Crowd source payday lending, a la Barclaycard Ring

Crowd source payday lending, a la Barclaycard Ring

Yesterday, my CFSI colleague, David Newville, was trying to persuade me that the payday industry should do what Barclay’s new credit card, Barclaycard Ring, intends to do: offer its customers total transparency into the costs, profits and losses of its business and the opportunity to build the product themselves.  Crowd sourced lending!

You can read about the Barclaycard here, here and here.  Basically, they intend to share the profits with the customers, then let them decide what features to add and how to price the product.  If the majority of users are want bigger profit sharing, the prices will be high.  If they want lower costs, they’ll “earn” less.  It’s a powerful idea.

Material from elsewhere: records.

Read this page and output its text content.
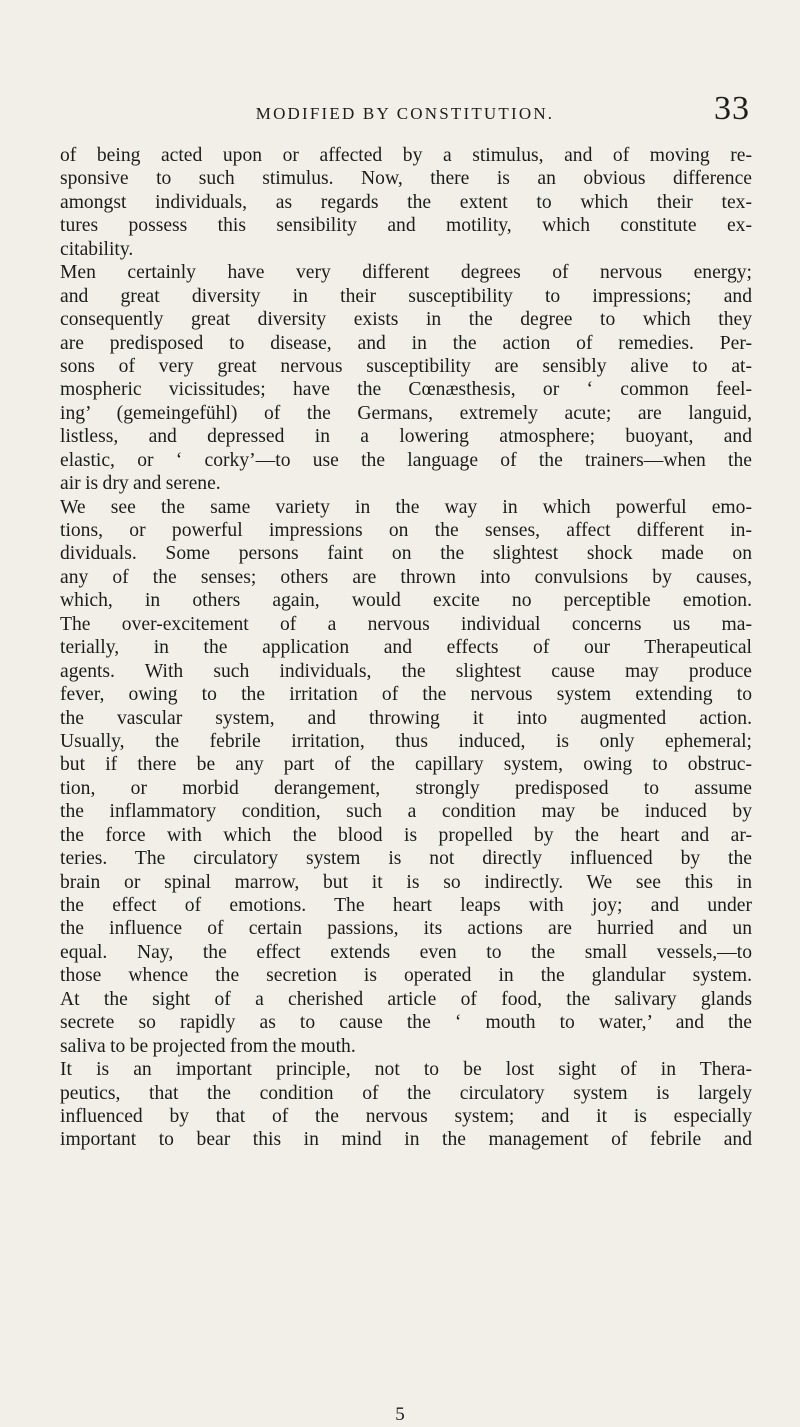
MODIFIED BY CONSTITUTION.	33
of being acted upon or affected by a stimulus, and of moving re-
sponsive to such stimulus. Now, there is an obvious difference
amongst individuals, as regards the extent to which their tex-
tures possess this sensibility and motility, which constitute ex-
citability.
Men certainly have very different degrees of nervous energy;
and great diversity in their susceptibility to impressions; and
consequently great diversity exists in the degree to which they
are predisposed to disease, and in the action of remedies. Per-
sons of very great nervous susceptibility are sensibly alive to at-
mospheric vicissitudes; have the Cœnæsthesis, or ‘ common feel-
ing’ (gemeingefühl) of the Germans, extremely acute; are languid,
listless, and depressed in a lowering atmosphere; buoyant, and
elastic, or ‘ corky’—to use the language of the trainers—when the
air is dry and serene.
We see the same variety in the way in which powerful emo-
tions, or powerful impressions on the senses, affect different in-
dividuals. Some persons faint on the slightest shock made on
any of the senses; others are thrown into convulsions by causes,
which, in others again, would excite no perceptible emotion.
The over-excitement of a nervous individual concerns us ma-
terially, in the application and effects of our Therapeutical
agents. With such individuals, the slightest cause may produce
fever, owing to the irritation of the nervous system extending to
the vascular system, and throwing it into augmented action.
Usually, the febrile irritation, thus induced, is only ephemeral;
but if there be any part of the capillary system, owing to obstruc-
tion, or morbid derangement, strongly predisposed to assume
the inflammatory condition, such a condition may be induced by
the force with which the blood is propelled by the heart and ar-
teries. The circulatory system is not directly influenced by the
brain or spinal marrow, but it is so indirectly. We see this in
the effect of emotions. The heart leaps with joy; and under
the influence of certain passions, its actions are hurried and un
equal. Nay, the effect extends even to the small vessels,—to
those whence the secretion is operated in the glandular system.
At the sight of a cherished article of food, the salivary glands
secrete so rapidly as to cause the ‘ mouth to water,’ and the
saliva to be projected from the mouth.
It is an important principle, not to be lost sight of in Thera-
peutics, that the condition of the circulatory system is largely
influenced by that of the nervous system; and it is especially
important to bear this in mind in the management of febrile and
5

In the realm of the underbanked, where credit issues are so controversial and all parties so ossified in their positions there is practically no real conversation – or change to the status quo.  The “predatory” lenders are incredibly defensive at any suggestion they could do more for the welfare of their customers: “we serve a big need” is their (true) refrain.  The consumer “advocates” are so blind with anger at the practices of the capitalists that they ignore the realities and consequences of the people they care so much about.  As a result, nothing much happens: a rate cap pops up here; an offshore lender pops up there. Repeat.

Could a way to unwind this be to give the advocates the information they need to price and structure a product that reaches fewer with lower cost, and force THEM to find a balance?  The trouble otherwise, is that nothing is ever enough.

With credit democratizer Chris Larsen and responsible lending pioneer James Gutierrez both leaving their posts this week, perhaps they should start a Barclaycard Ring for the underbanked: crowd sourced short-term credit targeting the emerging consumer.  Core wants to fund it!